6 dalam bentuk pengelolaan TPST berupa tipping fee yang dibayar oleh Pemprov DKI dari tonase sampah yang masuk. Sedangkan Pemkot Bekasi dalam bentuk PAD dari pajak dan CD yang dibayar pengelola. Permasalahan yang muncul kemudian adalah terjadinya perbedaan persepsi dalam hal pembagian dana CD. Pemerintah menyalurkan dana ini dalam bentuk pembangunan sarana dan prasarana sosial sementara masyarakat menginginkan dalam bentuk tunai. Dari sisi masyarakat, sebagian menganggap keberadaan TPST memberikan keuntungan dan sebagian yang lain menganggap sebagai sumber masalah. Masyarakat yang menganggap TPST menguntungkan adalah yang dapat memanfaatkan keberadaan TPST sebagai sumber ekonomi, sedangkan yang menganggap sebagai sumber masalah adalah yang tidak merasakan manfaat tetapi hanya mendapatkan dampak pencemaran. Pemerintah menganggap TPST sebagai sesuatau yang harus dikelola dengan baik agar tidak menimbulakan permasalaha, tetapi mendatangkan keuntungan berupa CD. Keterbatasan lahan TPST merupakan permasalahan yang perlu mendapat perhatian karena sampah yang sudah menggunung selama 20 tahun mencapai deposit lebih kurang 10 juta m 3 dan apabila sampah yang masuk tidak dikelola dengan teknologi modern yang ramah lingkunagn maka usia pakainya akan segera berakhir.

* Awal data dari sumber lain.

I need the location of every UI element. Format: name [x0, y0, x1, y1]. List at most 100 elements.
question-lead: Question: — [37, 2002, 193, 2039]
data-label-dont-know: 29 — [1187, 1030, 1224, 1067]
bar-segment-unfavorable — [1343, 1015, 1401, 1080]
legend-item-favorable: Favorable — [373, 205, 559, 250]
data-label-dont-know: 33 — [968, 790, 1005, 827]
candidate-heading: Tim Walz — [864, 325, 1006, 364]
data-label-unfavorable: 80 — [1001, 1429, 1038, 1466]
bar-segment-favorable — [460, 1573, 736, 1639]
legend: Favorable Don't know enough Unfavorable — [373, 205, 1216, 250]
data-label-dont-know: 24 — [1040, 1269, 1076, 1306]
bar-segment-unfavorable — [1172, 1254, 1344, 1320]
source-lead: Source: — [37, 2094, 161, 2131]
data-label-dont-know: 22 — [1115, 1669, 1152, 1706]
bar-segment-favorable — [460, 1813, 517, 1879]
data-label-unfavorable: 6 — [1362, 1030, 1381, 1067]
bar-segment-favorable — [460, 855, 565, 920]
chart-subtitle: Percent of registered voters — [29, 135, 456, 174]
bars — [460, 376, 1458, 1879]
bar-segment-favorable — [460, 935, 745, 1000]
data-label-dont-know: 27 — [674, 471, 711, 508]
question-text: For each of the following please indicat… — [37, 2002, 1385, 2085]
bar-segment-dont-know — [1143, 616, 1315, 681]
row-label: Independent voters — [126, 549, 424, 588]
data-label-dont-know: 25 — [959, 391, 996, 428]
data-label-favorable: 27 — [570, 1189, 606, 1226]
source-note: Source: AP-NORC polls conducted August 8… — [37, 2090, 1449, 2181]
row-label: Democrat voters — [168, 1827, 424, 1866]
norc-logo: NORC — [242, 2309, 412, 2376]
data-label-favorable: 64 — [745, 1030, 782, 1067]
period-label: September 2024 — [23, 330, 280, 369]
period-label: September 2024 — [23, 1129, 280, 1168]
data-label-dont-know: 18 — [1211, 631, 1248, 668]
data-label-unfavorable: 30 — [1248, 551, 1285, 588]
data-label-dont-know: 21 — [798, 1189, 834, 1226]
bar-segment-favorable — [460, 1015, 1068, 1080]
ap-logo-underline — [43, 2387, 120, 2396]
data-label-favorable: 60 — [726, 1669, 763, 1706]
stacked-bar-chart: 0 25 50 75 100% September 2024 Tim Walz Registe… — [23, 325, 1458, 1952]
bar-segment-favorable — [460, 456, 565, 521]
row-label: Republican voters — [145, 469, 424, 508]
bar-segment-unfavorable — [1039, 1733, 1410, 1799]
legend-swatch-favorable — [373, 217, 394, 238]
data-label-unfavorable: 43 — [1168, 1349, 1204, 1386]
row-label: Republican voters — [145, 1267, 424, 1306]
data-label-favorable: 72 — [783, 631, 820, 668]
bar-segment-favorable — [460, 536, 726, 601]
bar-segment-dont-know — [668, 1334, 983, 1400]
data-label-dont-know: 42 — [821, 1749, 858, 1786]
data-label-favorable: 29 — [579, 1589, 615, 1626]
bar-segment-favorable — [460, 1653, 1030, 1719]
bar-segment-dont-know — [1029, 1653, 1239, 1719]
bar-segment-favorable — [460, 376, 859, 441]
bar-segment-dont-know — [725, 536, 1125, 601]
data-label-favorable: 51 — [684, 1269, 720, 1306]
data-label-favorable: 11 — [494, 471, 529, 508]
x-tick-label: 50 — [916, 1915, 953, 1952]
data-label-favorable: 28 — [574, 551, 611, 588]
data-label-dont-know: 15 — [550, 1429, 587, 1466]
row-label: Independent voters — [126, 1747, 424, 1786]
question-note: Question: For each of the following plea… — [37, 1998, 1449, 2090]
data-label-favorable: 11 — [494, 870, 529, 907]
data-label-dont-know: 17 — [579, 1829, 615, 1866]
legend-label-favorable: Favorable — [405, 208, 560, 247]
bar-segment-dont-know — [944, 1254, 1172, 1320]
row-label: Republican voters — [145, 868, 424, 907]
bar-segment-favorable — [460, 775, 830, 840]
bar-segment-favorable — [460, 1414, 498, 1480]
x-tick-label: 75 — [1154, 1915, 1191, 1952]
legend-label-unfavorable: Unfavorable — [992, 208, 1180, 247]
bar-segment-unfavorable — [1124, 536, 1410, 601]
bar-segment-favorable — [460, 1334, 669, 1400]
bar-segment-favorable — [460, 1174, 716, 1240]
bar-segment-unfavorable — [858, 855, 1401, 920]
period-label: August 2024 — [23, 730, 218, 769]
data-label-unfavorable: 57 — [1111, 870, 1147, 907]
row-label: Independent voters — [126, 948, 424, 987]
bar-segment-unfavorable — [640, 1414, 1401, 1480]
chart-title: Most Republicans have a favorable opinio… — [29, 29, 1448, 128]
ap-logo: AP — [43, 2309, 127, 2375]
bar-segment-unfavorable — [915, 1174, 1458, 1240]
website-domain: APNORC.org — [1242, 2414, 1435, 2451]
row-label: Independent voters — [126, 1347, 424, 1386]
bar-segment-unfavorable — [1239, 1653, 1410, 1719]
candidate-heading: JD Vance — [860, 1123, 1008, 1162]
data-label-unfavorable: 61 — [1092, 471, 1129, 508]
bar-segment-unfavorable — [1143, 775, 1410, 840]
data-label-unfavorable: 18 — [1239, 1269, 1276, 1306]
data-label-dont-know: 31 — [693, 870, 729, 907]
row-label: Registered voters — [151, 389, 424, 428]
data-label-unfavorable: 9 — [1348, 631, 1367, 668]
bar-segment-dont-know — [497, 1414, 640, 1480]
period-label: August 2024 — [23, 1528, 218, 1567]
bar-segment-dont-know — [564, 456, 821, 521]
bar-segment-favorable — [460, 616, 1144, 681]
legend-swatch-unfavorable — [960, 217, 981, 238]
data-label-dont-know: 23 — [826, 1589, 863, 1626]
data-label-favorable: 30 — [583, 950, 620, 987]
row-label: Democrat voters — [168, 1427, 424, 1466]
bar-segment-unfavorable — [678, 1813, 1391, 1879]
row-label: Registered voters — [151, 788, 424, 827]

Sementara itu lahan yang tersedia di sekitar TPST sangat terbatas. Dari uraian tersebut maka perumusan masalah dalam penelitian ini adalah bagaimana skenario pengelolaan TPST yang optimal, terpadu dan berkelanjutan dengan menggunakan pendekatan partisipatif, yang digambarkan dalam bentuk diagram alir perumusan masalah sebagai berikut: Kualitas Lingkungan TPST Persepsi Masyarakat dan Stakeholder Skenario Pengelolaan Lingkungan TPST yang Optimal Gambar 1b. Diagram Alir Perumusan Masalah

7 Berdasarkan uraian permasalahn tersebut dirumuskan pertanyaan penelitian sebagai berikut: 1. Bagaimana kualitas lingkungan sekitar TPST Bantargebang dan sekitarnya? 2. Bagaimana persepsi masyarakat dan stakeholder terkait keberadaan TPST Bantargebang? 3. Bagaimana pengelolaan lingkungan TPST Bantargebang yang optimal? 1.4. Tujuan Penelitian Tujuan umum penelitian adalah untuk menghasilkan suatu skenario pengelolaan TPST yang optimal, terpadu, dan berkelanjutan dengan menggunakan pendekatan dimensi sosial, ekologi, ekonomi, dan teknologi. Untuk mencapai tujuan umum tersebut, penelitian ini dibagi menjadi 3 subtujuan, sebagai berikut: 4. Menganalisis kualitas lingkungan TPST Bantargebang dan sekitarnya. 5. Menganalisis persepsi masyarakat dan stakeholder terkait keberadaan TPST. 6. Menganalisis pengelolaan lingkungan TPST Bantargebang yang optimal. 1.5. Manfaat Penelitian Hasil penelitian ini diharapkan dapat bermanfaat untuk: 1. Memberikan kontribusi bagi para stakeholder yang terkait dengan pengelolaan TPST Bantargebang. 2. Sebagai bahan informasi bagi pengelola TPST dan Instansi Pemerintah yang berwenang dalam melakukan pengelolaan lingkungan TPST. 3. Sebagai bahan informasi bagi peneliti lain yang meneliti pengelolaan lingkungan TPST.